Amazon and Overstock.com sued the State of New York arguing that the law is unconstitutional because it violates the Constitution’s “Commerce Clause” (which permits the federal government — not states — to regulate commerce “between the states”) and due process. The lower court dismissed the case and just recently a New York State Appellate Court ruled on that case. The Appellate Court stated that the law does not violate the Commerce Clause or due process. However, other claims that were dismissed by the lower court were revived and the case was allowed to continue. The case has been sent back to the lower court for further review based on additional evidence not originally presented.
Many states are following New York and enacting their own version of the New York statute or other laws to try to cash in on Internet sales. Although many states already require the consumer who purchases from the Internet to pay “use” taxes for the use of the personal property in their state, reporting of such purchases by consumers is very low. Also, the cost of enforcement to collect the use tax by a state is simply too high for many states to try to capture this income on a mass scale. Therefore, states continue to look for avenues to try to collect taxes from the retailer.
Colorado Says Retailers Must Notify Customers
Colorado is taking a different approach. Legislators in that state are trying to require retailers to provide information to customers about paying Colorado use tax. This law requires Internet retailers that do not collect sales tax to notify Colorado customers that they owe tax on their purchase. This requirement is only for retailers that have more than $100,000 in annual sales. Other states have put in place provisions that require their governing entities (state and local governments) to only purchase from retailers that collect sales taxes.

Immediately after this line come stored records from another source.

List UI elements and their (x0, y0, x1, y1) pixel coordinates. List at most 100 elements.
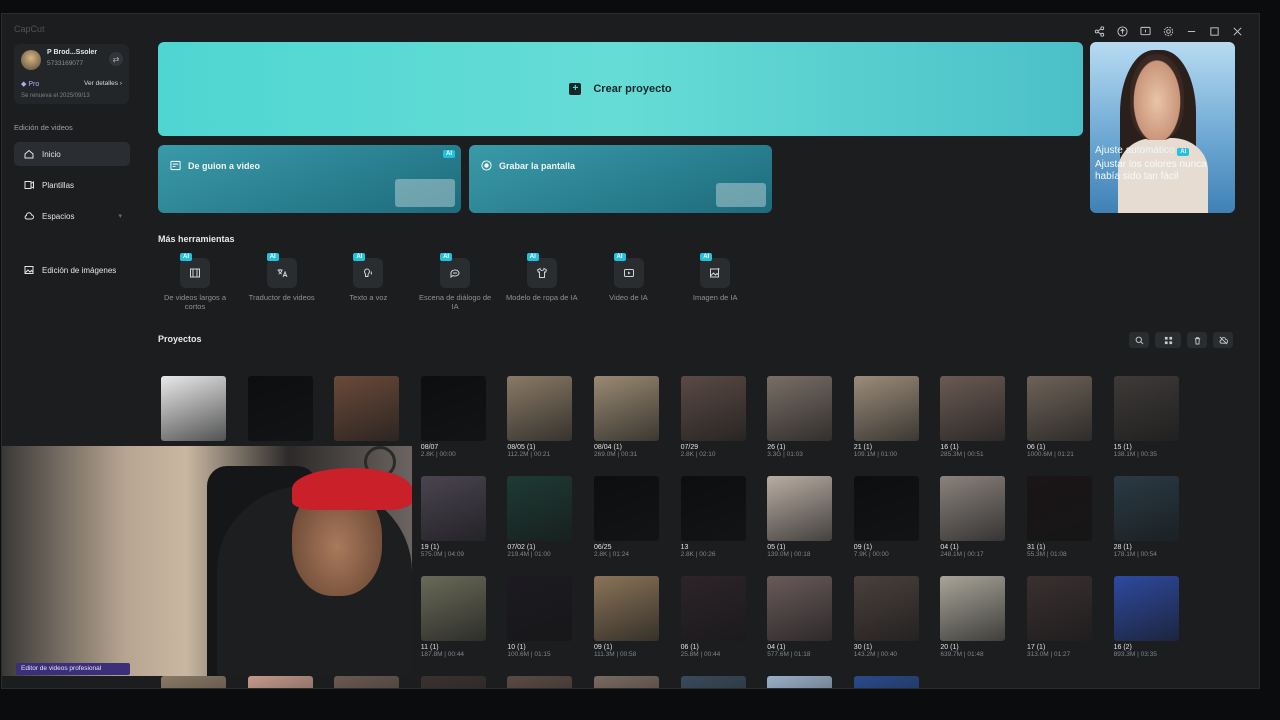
record-screen-card[interactable]: Grabar la pantalla (469, 145, 772, 213)
details-label: Ver detalles (84, 80, 119, 87)
project-thumbnail (767, 576, 833, 641)
project-card[interactable] (420, 676, 487, 688)
project-title: 09 (1) (594, 644, 613, 651)
tool-dialogue[interactable]: AI Escena de diálogo de IA (415, 253, 495, 311)
nav-label: Inicio (42, 149, 61, 159)
project-card[interactable] (334, 676, 400, 688)
project-card[interactable]: 09 (1) 7.9K | 00:00 (853, 476, 920, 558)
share-icon[interactable] (1090, 22, 1109, 40)
project-card[interactable]: 10 (1) 100.6M | 01:15 (507, 576, 573, 658)
project-card[interactable]: 09 (1) 111.3M | 00:58 (594, 576, 660, 658)
project-card[interactable]: 28 (1) 178.1M | 00:54 (1113, 476, 1180, 558)
project-meta: 100.6M | 01:15 (507, 651, 551, 658)
project-title: 31 (1) (1027, 544, 1046, 551)
nav-label: Espacios (42, 211, 75, 221)
project-card[interactable] (247, 376, 314, 444)
project-card[interactable] (853, 676, 920, 688)
profile-card[interactable]: P Brod...Ssoler 5733169077 ⇄ ◆ Pro Ver d… (14, 44, 129, 104)
nav-section-title: Edición de videos (14, 123, 73, 132)
view-details-link[interactable]: Ver detalles › (84, 80, 122, 87)
project-meta: 248.1M | 00:17 (940, 551, 984, 558)
ai-badge: AI (443, 150, 455, 158)
project-card[interactable]: 06 (1) 1000.6M | 01:21 (1027, 376, 1093, 458)
project-meta: 3.3G | 01:03 (767, 451, 803, 458)
project-card[interactable]: 20 (1) 639.7M | 01:48 (940, 576, 1006, 658)
project-card[interactable] (334, 376, 400, 444)
nav-item-spaces[interactable]: Espacios ▾ (14, 204, 130, 228)
nav-item-image-editing[interactable]: Edición de imágenes (14, 258, 130, 282)
tool-voice[interactable]: AI Texto a voz (328, 253, 408, 302)
upload-icon[interactable] (1113, 22, 1132, 40)
tool-video-ai[interactable]: AI Video de IA (589, 253, 669, 302)
project-card[interactable]: 08/04 (1) 269.0M | 00:31 (594, 376, 660, 458)
project-card[interactable]: 30 (1) 143.2M | 00:40 (853, 576, 920, 658)
switch-account-icon[interactable]: ⇄ (109, 52, 123, 66)
project-thumbnail (507, 376, 573, 441)
project-card[interactable]: 19 (1) 575.0M | 04:09 (420, 476, 487, 558)
project-card[interactable] (507, 676, 573, 688)
tool-image-ai[interactable]: AI Imagen de IA (675, 253, 755, 302)
view-toggle-icon[interactable] (1155, 332, 1181, 348)
project-thumbnail (1113, 576, 1179, 641)
create-project-button[interactable]: + Crear proyecto (158, 42, 1083, 136)
tool-shirt[interactable]: AI Modelo de ropa de IA (502, 253, 582, 302)
close-icon[interactable] (1228, 22, 1247, 40)
tool-film[interactable]: AI De videos largos a cortos (155, 253, 235, 311)
maximize-icon[interactable] (1205, 22, 1224, 40)
project-card[interactable] (247, 676, 314, 688)
feedback-icon[interactable] (1136, 22, 1155, 40)
project-meta: 285.3M | 00:51 (940, 451, 984, 458)
project-card[interactable] (767, 676, 833, 688)
card-title: De guion a video (188, 160, 261, 171)
project-meta: 575.0M | 04:09 (420, 551, 465, 558)
project-meta: 111.3M | 00:58 (594, 651, 637, 658)
project-thumbnail (161, 376, 226, 441)
avatar (21, 50, 41, 70)
project-card[interactable]: 07/02 (1) 219.4M | 01:00 (507, 476, 573, 558)
project-title: 21 (1) (853, 444, 873, 451)
capcut-window: CapCut P Brod...Ssoler 5733169077 ⇄ ◆ Pr… (1, 13, 1260, 689)
ai-badge: AI (526, 253, 539, 261)
project-card[interactable]: 11 (1) 187.8M | 00:44 (420, 576, 487, 658)
project-thumbnail (507, 676, 573, 688)
promo-banner[interactable]: Ajuste automático AI Ajustar los colores… (1090, 42, 1235, 213)
project-card[interactable] (594, 676, 660, 688)
project-title: 04 (1) (940, 544, 959, 551)
project-card[interactable]: 05 (1) 139.0M | 00:18 (767, 476, 833, 558)
project-card[interactable] (161, 376, 227, 444)
project-card[interactable]: 21 (1) 109.1M | 01:00 (853, 376, 920, 458)
script-to-video-card[interactable]: De guion a video AI (158, 145, 461, 213)
project-card[interactable]: 15 (1) 138.1M | 00:35 (1113, 376, 1180, 458)
settings-icon[interactable] (1159, 22, 1178, 40)
project-card[interactable]: 04 (1) 577.6M | 01:18 (767, 576, 833, 658)
project-card[interactable]: 16 (1) 285.3M | 00:51 (940, 376, 1006, 458)
cloud-off-icon[interactable] (1213, 332, 1233, 348)
ai-badge: AI (613, 253, 626, 261)
project-thumbnail (853, 676, 919, 688)
project-card[interactable]: 13 2.8K | 00:26 (680, 476, 747, 558)
project-card[interactable]: 17 (1) 313.0M | 01:27 (1027, 576, 1093, 658)
card-illustration (395, 179, 455, 207)
nav-item-home[interactable]: Inicio (14, 142, 130, 166)
project-thumbnail (767, 676, 833, 688)
project-card[interactable]: 06 (1) 25.8M | 00:44 (680, 576, 747, 658)
project-card[interactable]: 06/25 2.8K | 01:24 (594, 476, 660, 558)
trash-icon[interactable] (1187, 332, 1207, 348)
profile-name: P Brod...Ssoler (47, 49, 98, 56)
project-card[interactable]: 04 (1) 248.1M | 00:17 (940, 476, 1006, 558)
project-card[interactable]: 08/05 (1) 112.2M | 00:21 (507, 376, 573, 458)
nav-label: Plantillas (42, 180, 75, 190)
project-card[interactable]: 08/07 2.8K | 00:00 (420, 376, 487, 458)
nav-item-templates[interactable]: Plantillas (14, 173, 130, 197)
project-meta: 2.8K | 00:00 (420, 451, 456, 458)
project-card[interactable]: 31 (1) 55.3M | 01:08 (1027, 476, 1093, 558)
project-card[interactable]: 07/29 2.8K | 02:10 (680, 376, 747, 458)
project-card[interactable] (680, 676, 747, 688)
minimize-icon[interactable] (1182, 22, 1201, 40)
search-icon[interactable] (1129, 332, 1149, 348)
project-card[interactable] (161, 676, 227, 688)
project-title: 08/04 (1) (594, 444, 623, 451)
project-card[interactable]: 16 (2) 893.3M | 03:35 (1113, 576, 1180, 658)
project-card[interactable]: 26 (1) 3.3G | 01:03 (767, 376, 833, 458)
tool-translate[interactable]: AI Traductor de videos (242, 253, 322, 302)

As state budgets feel the pinch of less revenue coming in, we will continue to see the states and the federal government try to figure out a way to tax out of state sellers on sales. States that have not already enacted laws like New York’s are following the Amazon and Overstock.com case to see how they might be able to take advantage of similar statutes. At some point a national act, such as the Main Street Fairness Act, may be less burdensome on retailers than trying to comply with each state’s’ individual laws. Going into 2011, ecommerce retailers will need to continue to watch what each state is doing so they can maintain compliance with creative laws that may get passed in each state.